As an improv guitarist and member of avant-garde rock acts Run On, Love Child and Blue Humans, Alan Licht is the greatest musicologist you've never heard. Through recordings like The Evan Dando of Noise? and his latest offering, A New York Minute, the Jersey-born Licht has emerged as a seminal figure in New York's art music scene. His approach has more in common with the ornate minimalism of Steve Reich and La Monte Young, and the directionless skronk of Derek Bailey, than the strum of most ax-men.

Now, touring with his first book, An Emotional Memoir of Martha Quinn (published by Drag City Press), a recollection of his own life told via the pop music and politics of the '80s and '90s, Licht reconsiders the past, present and future of pop music through the eyes of an unwitting participant.

Chad Radford: Your book is titled An Emotional Memoir of Martha Quinn, but it has nothing to do with Martha Quinn. Why Martha Quinn and not Alan Licht?

Alan Licht: It's a play on the title of the Fielding Dawson book, An Emotional Memoir of Franz Kline. It's meant to be ironic. I've never met Martha Quinn.
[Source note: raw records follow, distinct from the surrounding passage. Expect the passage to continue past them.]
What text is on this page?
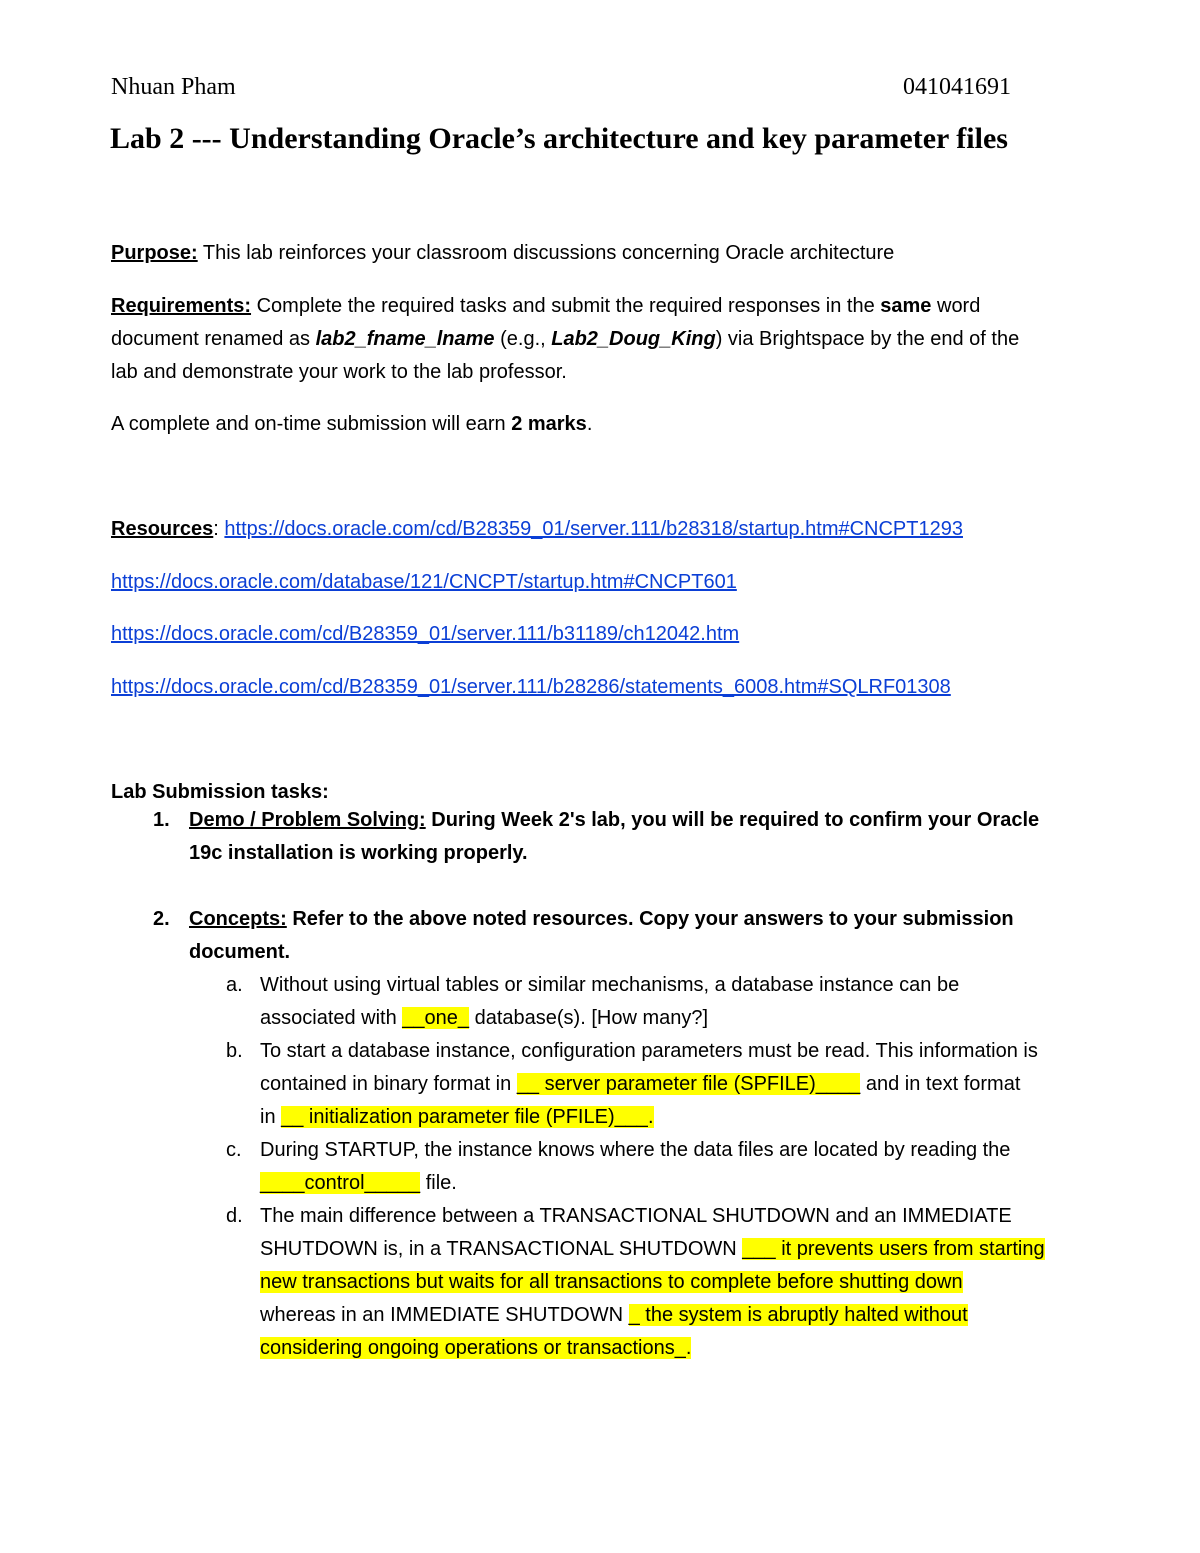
Nhuan Pham	041041691
Lab 2 --- Understanding Oracle’s architecture and key parameter files
Purpose: This lab reinforces your classroom discussions concerning Oracle architecture
Requirements: Complete the required tasks and submit the required responses in the same word
document renamed as lab2_fname_lname (e.g., Lab2_Doug_King) via Brightspace by the end of the
lab and demonstrate your work to the lab professor.
A complete and on-time submission will earn 2 marks.
Resources: https://docs.oracle.com/cd/B28359_01/server.111/b28318/startup.htm#CNCPT1293
https://docs.oracle.com/database/121/CNCPT/startup.htm#CNCPT601
https://docs.oracle.com/cd/B28359_01/server.111/b31189/ch12042.htm
https://docs.oracle.com/cd/B28359_01/server.111/b28286/statements_6008.htm#SQLRF01308
Lab Submission tasks:
1. Demo / Problem Solving: During Week 2's lab, you will be required to confirm your Oracle
19c installation is working properly.
2. Concepts: Refer to the above noted resources. Copy your answers to your submission
document.
a. Without using virtual tables or similar mechanisms, a database instance can be
associated with __one_ database(s). [How many?]
b. To start a database instance, configuration parameters must be read. This information is
contained in binary format in __ server parameter file (SPFILE)____ and in text format
in __ initialization parameter file (PFILE)___.
c. During STARTUP, the instance knows where the data files are located by reading the
____control_____ file.
d. The main difference between a TRANSACTIONAL SHUTDOWN and an IMMEDIATE
SHUTDOWN is, in a TRANSACTIONAL SHUTDOWN ___ it prevents users from starting
new transactions but waits for all transactions to complete before shutting down
whereas in an IMMEDIATE SHUTDOWN _ the system is abruptly halted without
considering ongoing operations or transactions_.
But so much of the book dwells in the early '80s that I wanted to use something that referenced the era.

You often refer to specific people in your record titles but never make any literal connections to them. Records like The Evan Dando of Noise?, Tone Poem For Nikki Sixx Million and Calvin Johnson Has Ruined Rock For An Entire Generation have nothing to do with the names in the titles. What draws you to them?

I've seen it done in other art forms. Fluxus artists would drop names in titles of things, and it always catches my attention when someone makes a reference to someone well-known, but it's not specifically a vehicle for that well-known person.
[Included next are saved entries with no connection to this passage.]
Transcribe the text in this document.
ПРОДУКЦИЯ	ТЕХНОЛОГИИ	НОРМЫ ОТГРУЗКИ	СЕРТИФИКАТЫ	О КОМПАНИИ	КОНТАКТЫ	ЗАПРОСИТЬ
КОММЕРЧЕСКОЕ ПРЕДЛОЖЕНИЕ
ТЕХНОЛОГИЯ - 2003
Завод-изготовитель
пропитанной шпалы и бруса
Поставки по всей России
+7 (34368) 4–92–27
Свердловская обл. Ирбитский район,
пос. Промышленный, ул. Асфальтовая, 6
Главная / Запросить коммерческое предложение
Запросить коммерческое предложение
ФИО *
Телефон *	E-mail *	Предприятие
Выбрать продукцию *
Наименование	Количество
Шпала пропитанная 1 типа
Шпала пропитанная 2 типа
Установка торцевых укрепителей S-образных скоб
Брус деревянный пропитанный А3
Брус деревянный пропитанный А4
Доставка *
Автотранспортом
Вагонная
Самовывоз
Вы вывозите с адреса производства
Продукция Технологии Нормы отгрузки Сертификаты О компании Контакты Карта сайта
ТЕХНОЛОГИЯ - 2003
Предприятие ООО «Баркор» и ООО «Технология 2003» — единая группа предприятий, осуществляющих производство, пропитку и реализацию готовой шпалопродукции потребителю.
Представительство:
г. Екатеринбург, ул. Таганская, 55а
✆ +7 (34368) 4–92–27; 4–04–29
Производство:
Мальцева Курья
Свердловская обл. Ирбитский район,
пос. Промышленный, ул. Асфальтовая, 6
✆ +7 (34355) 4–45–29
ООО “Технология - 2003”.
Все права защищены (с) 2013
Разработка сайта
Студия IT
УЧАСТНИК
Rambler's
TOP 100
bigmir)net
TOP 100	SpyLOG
Martha Quinn retraces your life through pop music and events. Have you learned anything new about yourself by touring and reading from the book?

During my first reading, I realized that I had never read any of it out loud before and I was horrified at how some of it sounded. I had to be very selective with what was read. Now when I write I'm really conscious of how it will sound if it's read out loud. Specifically, some of the things I say about Billy Corgan are funny in print, but to go out and be pontificating about them just sounds mean.

You also write various blurbs on songs by the Eagles, Dire Straits, Duran Duran and many others. What do these songs mean to you?

Pop music isn't that different from minimalism, these songs are extremely repetitive and they get stuck in your head like they're on infinite repeat. With Steve Reich or Philip Glass, it's all about repetition and that's how they crossed over into pop music.

What was the first record you ever bought?

As a child I was way more into classical music than pop music. The first pop record I bought was by Shawn Cassidy, then the Saturday Night Fever soundtrack and then Band on the Run by the Wings. I had a lot of classical records before that and in a way my first heavy metal record was Tchaikovsky’s 1812 Overture where they used real cannon fire. I liked to play it really loud.

Are you a classically trained musician?

No, I failed out of harmony class in school.

In the book you draw a strong correlation between the attitude of pop music in the '80s and '90s with the politics of the time. Where do you see pop culture now in relation to the Bush White House, the War on Terror and the flailing economy?

During the '90s, there was a boom in the economy and there was room for experimentation for both musicians and audiences. People had enough money to check out something that was popular, but also things that weren't so popular. Now that the economy has taken a dive, there's no room for that anymore. It's all about survival of the fittest. A group like the White Stripes is playing music that references tried and true songwriting. It's new in that it's a duo with no bass, but fundamentally it's a conservative movement that reflects the conservativism of the time.